Nosso Senhor recebeu o Espírito Santo justamente na hora em que devia começar Seu ministério público, no dia de Seu batismo (S. Mat. 3:13-17). São Pedro asseverou que Jesus recebeu a promessa do Espírito Santo e foi Ele quem O derramou sobre a Igreja (Atos 2:32 e 33). Em relação com o relato da grande comissão registrada por São João, The Broadman Commentary of the Holy Bible comenta: “Assim como Jesus começou Seu ministério recebendo o Espírito Santo (S. João 1:32 e 33), agora Ele soprou sobre eles e lhes disse: ‘Recebei o Espírito Santo’.”19

A esta altura cabem algumas reflexões: Se Deus, o Pai, é o Autor do evangelismo, seria adequado pensar que este deve ser teocêntrico; se o Filho é o Autor do evangelismo e quem confiou pessoalmente aos homens a proclamação, é lógico supô-la cristocêntrica; ao mesmo tempo, levando em conta a autoria do Espírito no tocante à obra da evangelização, é lógico considerar a necessidade de desenvolver um evangelismo neumocêntrico.

Em vista do que foi analisado até aqui, considerando que o Deus trino é o Autor do Evangelismo, seria apropriado reconhecer esta tarefa e proclamar as boas-novas de salvação como sendo de procedência divina. Ademais, tudo isso nos sugere que seria definidamente assunto de interesse por parte da Divindade. Em outras palavras, o evangelismo é uma atividade divina. Por isso Paulo decidiu evitar, na medida do possível, tornar o evangelismo humanístico. “Eu, irmãos, quando fui ter convosco, anunciando-vos o testemunho de Deus, não o fiz com ostentação de linguagem, ou de sabedoria. Porque decidi nada saber entre vós, senão a Jesus Cristo, e Este crucificado. E foi em fraqueza, temor e grande tremor que eu estive entre vós. A minha palavra e a minha pregação não consistiram em linguagem persuasiva de sabedoria, mas em demonstração do Espírito e de poder, para que a vossa fé não se apoiasse em sabedoria humana; e, sim, no poder de Deus.” I Cor. 2:1-5.

Outra reflexão que nos vem à mente é a seguinte: Quando se prega corretamente, não há lugar para as glórias humanas (I Cor. 1:25-31).

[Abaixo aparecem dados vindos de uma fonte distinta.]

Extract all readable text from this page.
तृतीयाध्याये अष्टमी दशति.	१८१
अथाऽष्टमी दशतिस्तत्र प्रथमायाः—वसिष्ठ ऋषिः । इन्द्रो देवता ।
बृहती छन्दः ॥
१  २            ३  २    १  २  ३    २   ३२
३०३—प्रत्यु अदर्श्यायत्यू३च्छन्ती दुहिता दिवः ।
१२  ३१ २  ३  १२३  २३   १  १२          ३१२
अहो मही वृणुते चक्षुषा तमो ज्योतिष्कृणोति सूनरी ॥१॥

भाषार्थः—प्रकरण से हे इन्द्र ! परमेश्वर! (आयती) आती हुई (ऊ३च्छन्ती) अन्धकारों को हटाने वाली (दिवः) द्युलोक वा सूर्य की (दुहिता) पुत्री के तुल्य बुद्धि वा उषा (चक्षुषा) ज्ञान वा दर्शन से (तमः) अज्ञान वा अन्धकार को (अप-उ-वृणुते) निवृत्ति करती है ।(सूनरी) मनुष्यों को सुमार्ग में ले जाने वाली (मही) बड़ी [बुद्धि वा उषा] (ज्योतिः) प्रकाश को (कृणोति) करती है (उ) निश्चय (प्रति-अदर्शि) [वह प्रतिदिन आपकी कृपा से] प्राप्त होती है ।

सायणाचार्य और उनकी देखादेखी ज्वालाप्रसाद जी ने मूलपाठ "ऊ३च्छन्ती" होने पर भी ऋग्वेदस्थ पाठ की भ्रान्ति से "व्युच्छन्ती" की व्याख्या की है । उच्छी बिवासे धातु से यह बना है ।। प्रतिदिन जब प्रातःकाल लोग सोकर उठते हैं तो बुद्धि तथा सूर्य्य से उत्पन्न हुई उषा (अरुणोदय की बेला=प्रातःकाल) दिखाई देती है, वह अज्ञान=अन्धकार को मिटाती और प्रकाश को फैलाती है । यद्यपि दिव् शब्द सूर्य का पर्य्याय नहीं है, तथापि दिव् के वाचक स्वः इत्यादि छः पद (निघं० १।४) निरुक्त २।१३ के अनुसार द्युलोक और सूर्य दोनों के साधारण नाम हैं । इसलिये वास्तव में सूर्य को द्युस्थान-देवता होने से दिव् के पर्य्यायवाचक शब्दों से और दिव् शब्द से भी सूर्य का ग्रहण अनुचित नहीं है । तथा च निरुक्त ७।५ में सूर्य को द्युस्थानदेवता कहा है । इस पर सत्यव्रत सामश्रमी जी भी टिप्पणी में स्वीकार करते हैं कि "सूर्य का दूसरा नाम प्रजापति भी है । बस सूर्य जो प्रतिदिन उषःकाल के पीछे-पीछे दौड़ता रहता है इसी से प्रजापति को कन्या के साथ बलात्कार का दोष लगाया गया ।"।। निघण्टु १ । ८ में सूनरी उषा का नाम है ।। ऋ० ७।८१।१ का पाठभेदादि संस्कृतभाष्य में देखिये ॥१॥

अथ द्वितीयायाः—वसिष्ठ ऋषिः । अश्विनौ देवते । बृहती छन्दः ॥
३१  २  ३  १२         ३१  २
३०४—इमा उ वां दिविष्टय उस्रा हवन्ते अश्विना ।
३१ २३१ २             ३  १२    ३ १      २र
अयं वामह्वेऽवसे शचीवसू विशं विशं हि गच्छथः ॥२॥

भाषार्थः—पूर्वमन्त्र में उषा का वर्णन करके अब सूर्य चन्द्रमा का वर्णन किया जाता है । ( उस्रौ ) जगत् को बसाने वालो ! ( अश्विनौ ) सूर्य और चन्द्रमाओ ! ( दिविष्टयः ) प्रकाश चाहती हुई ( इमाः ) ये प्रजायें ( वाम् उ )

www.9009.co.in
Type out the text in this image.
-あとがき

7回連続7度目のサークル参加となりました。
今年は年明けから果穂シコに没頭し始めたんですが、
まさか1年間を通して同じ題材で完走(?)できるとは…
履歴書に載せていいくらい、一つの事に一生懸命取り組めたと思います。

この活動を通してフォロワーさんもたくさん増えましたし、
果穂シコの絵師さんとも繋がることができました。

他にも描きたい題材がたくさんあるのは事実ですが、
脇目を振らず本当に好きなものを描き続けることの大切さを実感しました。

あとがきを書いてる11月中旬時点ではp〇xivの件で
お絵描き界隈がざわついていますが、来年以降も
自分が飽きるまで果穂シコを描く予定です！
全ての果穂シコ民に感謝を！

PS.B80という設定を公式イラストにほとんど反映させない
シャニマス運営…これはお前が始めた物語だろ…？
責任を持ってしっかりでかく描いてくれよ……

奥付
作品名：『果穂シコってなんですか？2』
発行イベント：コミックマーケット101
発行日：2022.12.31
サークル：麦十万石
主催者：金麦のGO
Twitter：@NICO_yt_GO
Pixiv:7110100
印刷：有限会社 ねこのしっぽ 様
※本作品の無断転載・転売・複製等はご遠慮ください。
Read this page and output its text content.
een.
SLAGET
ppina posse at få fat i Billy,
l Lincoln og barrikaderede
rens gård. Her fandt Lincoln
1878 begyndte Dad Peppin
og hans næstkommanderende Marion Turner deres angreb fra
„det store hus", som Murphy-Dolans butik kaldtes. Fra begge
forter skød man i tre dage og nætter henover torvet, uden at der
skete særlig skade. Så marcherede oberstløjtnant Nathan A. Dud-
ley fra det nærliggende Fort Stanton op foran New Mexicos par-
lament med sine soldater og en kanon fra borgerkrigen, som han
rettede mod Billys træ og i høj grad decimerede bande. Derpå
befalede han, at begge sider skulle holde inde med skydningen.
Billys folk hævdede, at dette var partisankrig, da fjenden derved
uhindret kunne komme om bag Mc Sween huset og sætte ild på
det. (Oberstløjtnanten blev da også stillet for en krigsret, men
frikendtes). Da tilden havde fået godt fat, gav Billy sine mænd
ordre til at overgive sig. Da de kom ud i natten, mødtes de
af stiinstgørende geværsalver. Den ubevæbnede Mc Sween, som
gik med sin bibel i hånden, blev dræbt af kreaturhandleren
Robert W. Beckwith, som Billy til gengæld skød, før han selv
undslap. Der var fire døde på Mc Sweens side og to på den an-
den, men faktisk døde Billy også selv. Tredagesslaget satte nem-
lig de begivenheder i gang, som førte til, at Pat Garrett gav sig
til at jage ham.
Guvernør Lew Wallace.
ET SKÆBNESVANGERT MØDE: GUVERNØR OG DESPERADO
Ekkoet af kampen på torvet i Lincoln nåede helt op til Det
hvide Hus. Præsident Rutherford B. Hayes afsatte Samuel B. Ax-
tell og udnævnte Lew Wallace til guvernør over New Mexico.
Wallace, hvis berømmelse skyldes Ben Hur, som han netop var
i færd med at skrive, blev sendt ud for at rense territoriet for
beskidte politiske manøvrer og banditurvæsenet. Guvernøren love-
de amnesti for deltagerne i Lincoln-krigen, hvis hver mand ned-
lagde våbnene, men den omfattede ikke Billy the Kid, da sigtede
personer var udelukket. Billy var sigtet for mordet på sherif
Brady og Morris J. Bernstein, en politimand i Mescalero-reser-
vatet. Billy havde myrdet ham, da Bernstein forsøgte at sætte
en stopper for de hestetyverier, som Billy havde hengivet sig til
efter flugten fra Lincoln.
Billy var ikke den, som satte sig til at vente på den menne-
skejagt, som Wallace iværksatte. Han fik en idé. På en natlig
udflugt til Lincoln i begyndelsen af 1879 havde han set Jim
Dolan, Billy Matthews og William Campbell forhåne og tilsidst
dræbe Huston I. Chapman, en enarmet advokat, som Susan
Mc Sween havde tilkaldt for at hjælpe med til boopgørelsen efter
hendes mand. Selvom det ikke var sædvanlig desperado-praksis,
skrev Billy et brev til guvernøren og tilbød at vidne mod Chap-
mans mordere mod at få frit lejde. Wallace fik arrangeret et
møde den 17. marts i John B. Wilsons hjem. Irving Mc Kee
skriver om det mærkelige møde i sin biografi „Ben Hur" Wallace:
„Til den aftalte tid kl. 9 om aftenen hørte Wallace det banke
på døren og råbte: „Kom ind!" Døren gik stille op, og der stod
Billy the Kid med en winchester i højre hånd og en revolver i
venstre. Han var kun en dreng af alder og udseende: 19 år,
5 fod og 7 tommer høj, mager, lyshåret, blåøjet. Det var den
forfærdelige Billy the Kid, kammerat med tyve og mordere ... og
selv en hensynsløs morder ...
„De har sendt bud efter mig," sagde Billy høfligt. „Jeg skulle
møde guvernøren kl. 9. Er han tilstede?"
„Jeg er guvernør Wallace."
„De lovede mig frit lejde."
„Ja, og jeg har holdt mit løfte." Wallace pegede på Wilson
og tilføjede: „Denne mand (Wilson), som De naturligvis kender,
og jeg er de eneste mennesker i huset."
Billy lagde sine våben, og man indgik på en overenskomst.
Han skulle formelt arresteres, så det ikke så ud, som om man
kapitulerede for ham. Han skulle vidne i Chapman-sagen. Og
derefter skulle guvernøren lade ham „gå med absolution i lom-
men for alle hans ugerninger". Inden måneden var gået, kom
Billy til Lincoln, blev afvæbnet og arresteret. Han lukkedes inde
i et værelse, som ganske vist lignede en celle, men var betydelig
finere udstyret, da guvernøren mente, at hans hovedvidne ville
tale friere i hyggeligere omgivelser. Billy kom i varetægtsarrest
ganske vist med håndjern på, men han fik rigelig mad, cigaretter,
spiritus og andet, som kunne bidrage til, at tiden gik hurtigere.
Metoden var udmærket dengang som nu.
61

Além disso, porque esta tarefa provém de Deus, envolve mais que mera comunicação de idéias. É uma transmissão ou comunicação de “poder de Deus para a salvação de todo aquele que crê, primeiro do judeu e também do grego; visto que a justiça de Deus se revela no evangelho, de fé em fé”. Rom. 1:16 e 17.

Referências

  • 1. Tito 1:2; I S. Ped. 1:19 e 20; Apoc. 13:8.
  • 2: II Cor. 5:18 e 19.
  • 3. II Cor. 3:5 e 6.
  • 4. Filip. 2:5-10.
  • 5. S. João 17:18.
  • 6. S. João 20:21.
  • 7. Rom. 15:16.
  • 8. Atos 4:7 e 10-12.
  • 9. Atos 11:12.
  • 10. Atos 10:44 e 45.
  • 11. S. João 15:26.
  • 12: S. João 16:13 e 14.
  • 13. S. Luc. 12:12.
  • 14. S. Mat. 10:19 e 20.
  • 15. S. Luc. 21:12-15.
  • 16. S. João 16:8.
  • 17. Hans Küng, The Church (Garden City, NY: Image Books, 1976), pág. 233.
  • 18. Atos 1:4 e 5.
  • 19. Clifton J. Allen, The Broadman Bible Commentary (Nashville: Broadman Press, 1969), págs. 367 e 368.